On Thursday after the bell, shares of Zumiez (NASDAQ: ZUMZ) fell over 5% after the company reported first quarter loss as well as poor comparable store sales. Zumiez is a retailer of apparel, footwear, equipment and accessories for young men and women. The company has reported Q1 results of -$0.08 EPS which beat consensus estimates of -$0.11, and revenue of $173M (-2.6% year-to-year) that beat analysts’ expectations of $172.42M.
Rick Brooks, Chief Executive Officer of Zumiez Inc., stated, “While our monthly comparable sales trends improved as the quarter progressed, the quarter was more challenging than expected. We did experience pockets of strength within our merchandise assortments, however it wasn’t enough to offset the general weakness in consumer demand for our major categories. During this period of instability for the retail industry, we are taking actions aimed at preserving near-term profitability while continuing to make the necessary investments in the business to best position the company for future success. We remain confident that we have the right strategies in place to capitalize on the domestic and international growth opportunities that lie ahead and return greater value to our shareholders over the long-term.”
During the first quarter, same-store sales for the thirteen weeks ended April 30, 2016 declined as much as 7.5% compared to 2015’s Q1 3% growth. This marks the company’s 14th consecutive month of negative same-store sales for May. Same-store sales were down 7.6% for the month, compared to a 2.2% decline last year.

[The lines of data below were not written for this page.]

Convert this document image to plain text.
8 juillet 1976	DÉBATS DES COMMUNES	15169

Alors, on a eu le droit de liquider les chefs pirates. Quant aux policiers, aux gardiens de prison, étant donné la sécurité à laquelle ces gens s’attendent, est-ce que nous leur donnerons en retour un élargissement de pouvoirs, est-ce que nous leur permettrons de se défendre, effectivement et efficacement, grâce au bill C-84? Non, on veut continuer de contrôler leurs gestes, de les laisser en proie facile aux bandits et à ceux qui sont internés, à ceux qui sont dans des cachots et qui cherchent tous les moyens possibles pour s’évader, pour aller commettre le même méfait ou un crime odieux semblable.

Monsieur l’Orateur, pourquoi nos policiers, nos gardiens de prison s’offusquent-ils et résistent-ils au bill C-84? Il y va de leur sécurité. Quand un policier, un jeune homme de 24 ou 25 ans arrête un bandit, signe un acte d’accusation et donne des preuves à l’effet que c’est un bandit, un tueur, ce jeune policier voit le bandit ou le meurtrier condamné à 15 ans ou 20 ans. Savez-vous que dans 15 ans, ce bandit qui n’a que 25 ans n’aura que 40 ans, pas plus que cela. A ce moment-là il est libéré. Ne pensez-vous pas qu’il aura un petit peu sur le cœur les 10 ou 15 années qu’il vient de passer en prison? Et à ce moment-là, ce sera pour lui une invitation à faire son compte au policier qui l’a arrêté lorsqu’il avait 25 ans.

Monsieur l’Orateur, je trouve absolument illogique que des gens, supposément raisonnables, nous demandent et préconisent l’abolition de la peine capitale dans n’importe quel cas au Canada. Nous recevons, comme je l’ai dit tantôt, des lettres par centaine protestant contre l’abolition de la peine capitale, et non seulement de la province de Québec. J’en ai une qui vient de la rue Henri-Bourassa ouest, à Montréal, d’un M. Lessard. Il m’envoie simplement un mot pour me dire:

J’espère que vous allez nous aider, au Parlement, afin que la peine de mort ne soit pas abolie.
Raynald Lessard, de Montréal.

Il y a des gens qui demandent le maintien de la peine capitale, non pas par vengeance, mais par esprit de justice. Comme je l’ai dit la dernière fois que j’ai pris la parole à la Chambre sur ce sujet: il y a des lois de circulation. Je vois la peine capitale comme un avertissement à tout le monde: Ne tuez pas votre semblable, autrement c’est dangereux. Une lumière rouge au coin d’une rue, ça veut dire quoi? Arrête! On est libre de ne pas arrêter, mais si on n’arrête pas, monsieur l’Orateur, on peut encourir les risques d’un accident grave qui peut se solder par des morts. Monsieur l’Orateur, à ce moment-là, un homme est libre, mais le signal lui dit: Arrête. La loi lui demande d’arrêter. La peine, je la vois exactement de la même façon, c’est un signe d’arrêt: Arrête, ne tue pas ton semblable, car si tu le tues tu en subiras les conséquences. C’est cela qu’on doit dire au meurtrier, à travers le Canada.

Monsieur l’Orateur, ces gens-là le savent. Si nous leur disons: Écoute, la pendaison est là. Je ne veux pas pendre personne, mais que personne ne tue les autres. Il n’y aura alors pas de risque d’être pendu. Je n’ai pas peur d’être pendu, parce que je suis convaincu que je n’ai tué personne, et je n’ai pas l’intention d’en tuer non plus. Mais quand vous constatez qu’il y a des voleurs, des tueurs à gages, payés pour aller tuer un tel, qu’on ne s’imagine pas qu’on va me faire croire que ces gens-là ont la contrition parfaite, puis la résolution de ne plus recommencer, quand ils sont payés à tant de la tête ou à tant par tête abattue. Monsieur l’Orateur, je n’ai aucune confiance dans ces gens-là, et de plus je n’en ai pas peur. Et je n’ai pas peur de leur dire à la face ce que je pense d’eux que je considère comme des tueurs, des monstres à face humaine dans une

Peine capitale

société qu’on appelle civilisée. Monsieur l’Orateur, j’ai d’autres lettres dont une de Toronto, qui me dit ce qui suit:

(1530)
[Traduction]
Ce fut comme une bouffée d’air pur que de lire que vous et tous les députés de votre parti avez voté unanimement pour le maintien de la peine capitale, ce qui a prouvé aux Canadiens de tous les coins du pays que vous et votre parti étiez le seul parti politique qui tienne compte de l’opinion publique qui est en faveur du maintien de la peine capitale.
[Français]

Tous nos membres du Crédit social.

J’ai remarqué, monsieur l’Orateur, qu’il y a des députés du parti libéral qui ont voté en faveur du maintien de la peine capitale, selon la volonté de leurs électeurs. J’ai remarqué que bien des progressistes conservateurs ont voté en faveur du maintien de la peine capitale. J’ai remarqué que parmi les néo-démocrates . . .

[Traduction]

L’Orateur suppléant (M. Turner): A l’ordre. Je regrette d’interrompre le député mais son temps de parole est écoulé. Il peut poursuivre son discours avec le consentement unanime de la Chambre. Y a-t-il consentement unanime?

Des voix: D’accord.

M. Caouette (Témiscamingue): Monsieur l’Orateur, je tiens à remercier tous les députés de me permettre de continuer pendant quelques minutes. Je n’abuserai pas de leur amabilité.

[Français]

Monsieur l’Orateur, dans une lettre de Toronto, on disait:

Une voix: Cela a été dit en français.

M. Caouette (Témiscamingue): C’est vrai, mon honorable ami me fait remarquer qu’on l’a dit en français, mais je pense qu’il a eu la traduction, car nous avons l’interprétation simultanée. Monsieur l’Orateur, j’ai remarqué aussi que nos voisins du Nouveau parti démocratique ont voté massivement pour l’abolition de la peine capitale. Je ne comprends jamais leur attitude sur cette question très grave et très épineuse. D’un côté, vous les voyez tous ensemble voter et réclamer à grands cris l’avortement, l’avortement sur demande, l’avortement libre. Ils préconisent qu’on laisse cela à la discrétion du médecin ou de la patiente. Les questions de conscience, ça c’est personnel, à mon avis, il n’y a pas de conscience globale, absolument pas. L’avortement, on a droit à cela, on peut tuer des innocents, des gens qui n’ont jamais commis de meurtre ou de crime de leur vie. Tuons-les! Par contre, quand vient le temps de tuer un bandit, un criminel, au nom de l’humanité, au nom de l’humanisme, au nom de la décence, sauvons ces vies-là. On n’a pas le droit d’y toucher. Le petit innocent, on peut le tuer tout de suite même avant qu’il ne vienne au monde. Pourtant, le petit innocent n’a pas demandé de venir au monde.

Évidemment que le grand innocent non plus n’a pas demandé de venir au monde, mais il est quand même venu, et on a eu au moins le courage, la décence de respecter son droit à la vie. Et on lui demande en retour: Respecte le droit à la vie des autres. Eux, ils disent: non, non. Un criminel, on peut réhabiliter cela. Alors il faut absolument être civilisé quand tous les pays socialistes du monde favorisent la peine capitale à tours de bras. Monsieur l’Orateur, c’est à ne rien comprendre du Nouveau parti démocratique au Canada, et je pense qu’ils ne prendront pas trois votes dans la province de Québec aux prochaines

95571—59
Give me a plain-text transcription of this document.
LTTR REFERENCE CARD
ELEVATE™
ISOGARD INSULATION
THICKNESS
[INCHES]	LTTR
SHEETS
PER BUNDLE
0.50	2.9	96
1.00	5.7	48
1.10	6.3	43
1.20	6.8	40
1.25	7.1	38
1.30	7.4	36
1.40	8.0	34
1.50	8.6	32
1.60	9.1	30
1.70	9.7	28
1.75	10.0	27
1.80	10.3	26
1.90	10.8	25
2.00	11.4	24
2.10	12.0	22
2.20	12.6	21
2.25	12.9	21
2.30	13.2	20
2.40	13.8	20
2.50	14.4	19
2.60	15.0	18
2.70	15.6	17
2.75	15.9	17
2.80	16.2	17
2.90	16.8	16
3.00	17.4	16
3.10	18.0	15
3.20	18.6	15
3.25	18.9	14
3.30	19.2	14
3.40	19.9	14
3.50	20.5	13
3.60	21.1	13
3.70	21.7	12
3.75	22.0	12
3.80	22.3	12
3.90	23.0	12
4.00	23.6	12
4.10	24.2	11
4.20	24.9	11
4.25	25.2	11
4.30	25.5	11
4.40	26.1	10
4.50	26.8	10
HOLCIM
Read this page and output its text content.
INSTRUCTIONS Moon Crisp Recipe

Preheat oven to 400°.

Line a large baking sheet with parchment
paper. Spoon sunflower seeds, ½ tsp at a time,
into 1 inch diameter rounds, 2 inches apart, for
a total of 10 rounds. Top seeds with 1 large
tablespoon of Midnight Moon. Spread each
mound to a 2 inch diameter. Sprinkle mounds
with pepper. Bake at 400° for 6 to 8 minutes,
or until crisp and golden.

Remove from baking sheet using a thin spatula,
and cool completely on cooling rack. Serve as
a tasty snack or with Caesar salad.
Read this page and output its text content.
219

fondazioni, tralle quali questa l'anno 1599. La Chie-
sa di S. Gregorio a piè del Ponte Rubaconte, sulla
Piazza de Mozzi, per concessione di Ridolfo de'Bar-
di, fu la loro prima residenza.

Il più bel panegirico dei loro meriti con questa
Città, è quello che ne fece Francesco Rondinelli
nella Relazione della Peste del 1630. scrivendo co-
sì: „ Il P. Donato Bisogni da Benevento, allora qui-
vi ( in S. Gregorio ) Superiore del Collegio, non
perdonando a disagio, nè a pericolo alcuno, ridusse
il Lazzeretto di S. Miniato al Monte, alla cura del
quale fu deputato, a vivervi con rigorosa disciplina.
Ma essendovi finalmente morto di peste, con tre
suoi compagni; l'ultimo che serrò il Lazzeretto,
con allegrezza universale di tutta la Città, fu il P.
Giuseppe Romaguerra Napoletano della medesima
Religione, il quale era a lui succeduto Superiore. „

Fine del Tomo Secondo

Net sales are projected to be in the range of $172 to $176 million resulting in net loss per diluted share of approximately -$0.09 to -$0.13. This guidance is based on an anticipated comparable sales decrease in the 6% to 8% range for the second quarter of fiscal 2016. The Company plans to open nearly 29 new stores in fiscal 2016, including up to 6 stores in Canada and 7 stores in Europe.